# O-GOES-HO Lowers prices!!!!



## mr_aurora (Oct 18, 2005)

Great News about the new line of cars O-GOES-HO:thumbsup::thumbsup:

We are pleased to announce that we were able to re-negotiate better pricing on the cars starting with Release 3.

From here forward the bodies will be $10.00 each which is the pricing Tom and I had wanted from the start. We are now able to extend the savings to you, our customers and thank you for your continued support. Without successful sales, we would not have been able to do this. Release 1 and 2 are still at $15.00 per body but from Release 3 forward all production bodies will be $10.00 each. Quality has not been compromised by this cost savings.

You've shown your support, now we are showing our gratitude!

Please go to the website and check out the AWESOME RELEASE 3 COLORS!!!!

PS Thank you all for the HOPY award............ You made it happen................

Bob Beers
PO Box 255
Monroe CT 06468
Cell #(203)804-2455
paypal [email protected]
website www.O-GOES-HO.com


----------



## videojimmy (Jan 12, 2006)

will there be any at the show tomorrow?


----------



## mr_aurora (Oct 18, 2005)

*Allentown O-GOES-HO*

Yes there will VJ, hope to see you there.........:wave:


----------



## Joe65SkylarkGS (Feb 15, 2010)

videojimmy said:


> will there be any at the show tomorrow?



Jimmy we have to meet.


----------



## mr_aurora (Oct 18, 2005)

Joe, is Zach going?


----------



## videojimmy (Jan 12, 2006)

Joe65SkylarkGS said:


> Jimmy we have to meet.



sounds good to me.... I'll be there.
Wish I had my act together enough to get a table.
I have some stuff to unload.

I guess it will have to wait until the next one!

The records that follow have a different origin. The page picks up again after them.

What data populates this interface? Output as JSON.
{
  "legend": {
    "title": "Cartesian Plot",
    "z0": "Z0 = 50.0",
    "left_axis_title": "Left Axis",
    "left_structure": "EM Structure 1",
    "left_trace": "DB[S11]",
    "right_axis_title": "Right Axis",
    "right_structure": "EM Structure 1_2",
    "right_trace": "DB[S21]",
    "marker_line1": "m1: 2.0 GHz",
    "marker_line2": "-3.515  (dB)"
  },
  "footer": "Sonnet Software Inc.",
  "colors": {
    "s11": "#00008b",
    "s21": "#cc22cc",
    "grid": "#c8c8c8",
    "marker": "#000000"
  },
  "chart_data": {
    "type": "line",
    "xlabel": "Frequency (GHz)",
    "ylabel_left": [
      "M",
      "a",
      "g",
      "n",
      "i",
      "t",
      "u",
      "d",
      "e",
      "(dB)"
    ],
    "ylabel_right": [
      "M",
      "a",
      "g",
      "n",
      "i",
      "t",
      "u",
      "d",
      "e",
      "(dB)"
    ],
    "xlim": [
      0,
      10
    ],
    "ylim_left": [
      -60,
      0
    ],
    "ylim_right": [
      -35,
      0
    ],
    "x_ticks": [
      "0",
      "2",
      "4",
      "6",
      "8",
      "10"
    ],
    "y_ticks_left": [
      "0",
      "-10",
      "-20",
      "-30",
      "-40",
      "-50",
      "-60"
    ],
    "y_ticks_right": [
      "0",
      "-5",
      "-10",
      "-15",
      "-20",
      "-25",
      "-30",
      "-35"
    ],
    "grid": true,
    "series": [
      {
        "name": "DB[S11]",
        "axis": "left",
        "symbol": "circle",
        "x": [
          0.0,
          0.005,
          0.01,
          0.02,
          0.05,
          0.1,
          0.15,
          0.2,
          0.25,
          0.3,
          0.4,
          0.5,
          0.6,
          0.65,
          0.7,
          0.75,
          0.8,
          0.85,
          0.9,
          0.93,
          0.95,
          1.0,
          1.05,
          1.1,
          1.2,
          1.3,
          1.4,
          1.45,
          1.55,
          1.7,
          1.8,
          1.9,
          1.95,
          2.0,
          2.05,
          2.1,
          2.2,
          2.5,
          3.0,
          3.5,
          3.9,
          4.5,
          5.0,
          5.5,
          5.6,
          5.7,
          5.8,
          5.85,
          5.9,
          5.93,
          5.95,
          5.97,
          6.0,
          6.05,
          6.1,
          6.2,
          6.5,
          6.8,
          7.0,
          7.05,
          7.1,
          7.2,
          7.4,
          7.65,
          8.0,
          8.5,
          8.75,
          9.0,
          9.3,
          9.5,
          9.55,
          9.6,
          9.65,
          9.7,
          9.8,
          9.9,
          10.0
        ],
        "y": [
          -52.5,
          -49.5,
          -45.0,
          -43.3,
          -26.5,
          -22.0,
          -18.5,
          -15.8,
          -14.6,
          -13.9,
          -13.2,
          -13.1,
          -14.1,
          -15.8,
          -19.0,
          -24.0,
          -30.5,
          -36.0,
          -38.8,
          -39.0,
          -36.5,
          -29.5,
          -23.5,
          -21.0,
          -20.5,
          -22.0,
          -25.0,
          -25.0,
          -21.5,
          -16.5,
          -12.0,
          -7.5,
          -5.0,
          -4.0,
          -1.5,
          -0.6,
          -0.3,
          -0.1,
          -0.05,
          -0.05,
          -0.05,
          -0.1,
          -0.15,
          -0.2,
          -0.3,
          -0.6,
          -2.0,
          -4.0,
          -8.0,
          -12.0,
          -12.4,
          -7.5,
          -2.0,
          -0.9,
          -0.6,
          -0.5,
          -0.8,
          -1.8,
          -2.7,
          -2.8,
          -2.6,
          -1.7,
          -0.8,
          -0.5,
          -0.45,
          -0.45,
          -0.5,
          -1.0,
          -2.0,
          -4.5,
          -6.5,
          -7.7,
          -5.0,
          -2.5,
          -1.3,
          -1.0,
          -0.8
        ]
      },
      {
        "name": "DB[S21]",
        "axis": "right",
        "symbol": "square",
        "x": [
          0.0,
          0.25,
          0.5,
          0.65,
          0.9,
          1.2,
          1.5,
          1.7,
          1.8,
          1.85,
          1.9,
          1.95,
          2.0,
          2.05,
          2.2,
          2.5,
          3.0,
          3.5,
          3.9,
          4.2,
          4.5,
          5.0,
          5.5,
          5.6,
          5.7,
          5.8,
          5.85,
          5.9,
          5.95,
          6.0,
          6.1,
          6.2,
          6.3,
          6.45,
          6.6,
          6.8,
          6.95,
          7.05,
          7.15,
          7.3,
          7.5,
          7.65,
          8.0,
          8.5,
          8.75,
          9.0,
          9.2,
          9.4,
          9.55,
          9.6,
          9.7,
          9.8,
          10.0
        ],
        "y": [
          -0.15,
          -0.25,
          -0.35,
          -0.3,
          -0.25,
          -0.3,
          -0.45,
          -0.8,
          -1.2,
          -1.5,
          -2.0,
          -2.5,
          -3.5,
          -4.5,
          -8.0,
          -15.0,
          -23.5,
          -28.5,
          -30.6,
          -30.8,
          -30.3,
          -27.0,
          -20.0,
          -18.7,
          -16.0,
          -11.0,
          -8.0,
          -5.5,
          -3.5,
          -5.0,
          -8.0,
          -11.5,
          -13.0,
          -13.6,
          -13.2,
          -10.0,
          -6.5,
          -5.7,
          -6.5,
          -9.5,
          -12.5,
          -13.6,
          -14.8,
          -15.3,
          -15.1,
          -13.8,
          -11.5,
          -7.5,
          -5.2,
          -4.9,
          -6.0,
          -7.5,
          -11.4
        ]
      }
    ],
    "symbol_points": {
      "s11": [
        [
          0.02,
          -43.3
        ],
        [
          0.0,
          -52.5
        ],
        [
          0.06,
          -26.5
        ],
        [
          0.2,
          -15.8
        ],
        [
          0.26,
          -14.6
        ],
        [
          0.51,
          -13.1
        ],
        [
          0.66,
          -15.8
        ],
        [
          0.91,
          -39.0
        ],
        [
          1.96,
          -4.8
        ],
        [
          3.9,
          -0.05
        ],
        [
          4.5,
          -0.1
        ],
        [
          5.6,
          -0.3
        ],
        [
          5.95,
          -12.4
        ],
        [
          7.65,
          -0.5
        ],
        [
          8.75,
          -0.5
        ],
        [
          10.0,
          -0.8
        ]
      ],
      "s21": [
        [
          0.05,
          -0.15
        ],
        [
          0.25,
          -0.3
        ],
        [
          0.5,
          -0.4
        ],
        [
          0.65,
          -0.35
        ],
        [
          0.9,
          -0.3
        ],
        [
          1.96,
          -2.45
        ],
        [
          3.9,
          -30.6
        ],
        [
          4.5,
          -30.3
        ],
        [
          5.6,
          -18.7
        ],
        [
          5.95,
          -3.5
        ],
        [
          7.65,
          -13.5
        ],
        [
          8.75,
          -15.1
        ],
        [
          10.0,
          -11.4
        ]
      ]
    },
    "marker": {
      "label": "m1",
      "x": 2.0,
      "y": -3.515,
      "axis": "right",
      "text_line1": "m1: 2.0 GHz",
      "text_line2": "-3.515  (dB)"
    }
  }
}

Looking forward to meeting Bob and Tom, as well as any other HT dudes
there. I'll be wearing an NBC sports baseball cap... look for me


----------



## roadrner (Jul 21, 1999)

Bob,
Ever think about "Kit" versions for the customizers? Unpainted, unassembled and ready to do your thing. Either way, they still great bods. Thanks! :thumbsup::thumbsup: rr


----------



## afxcrazy (Aug 23, 2008)

Darn I missed another show !!! Work ,work,work and no play !!!


----------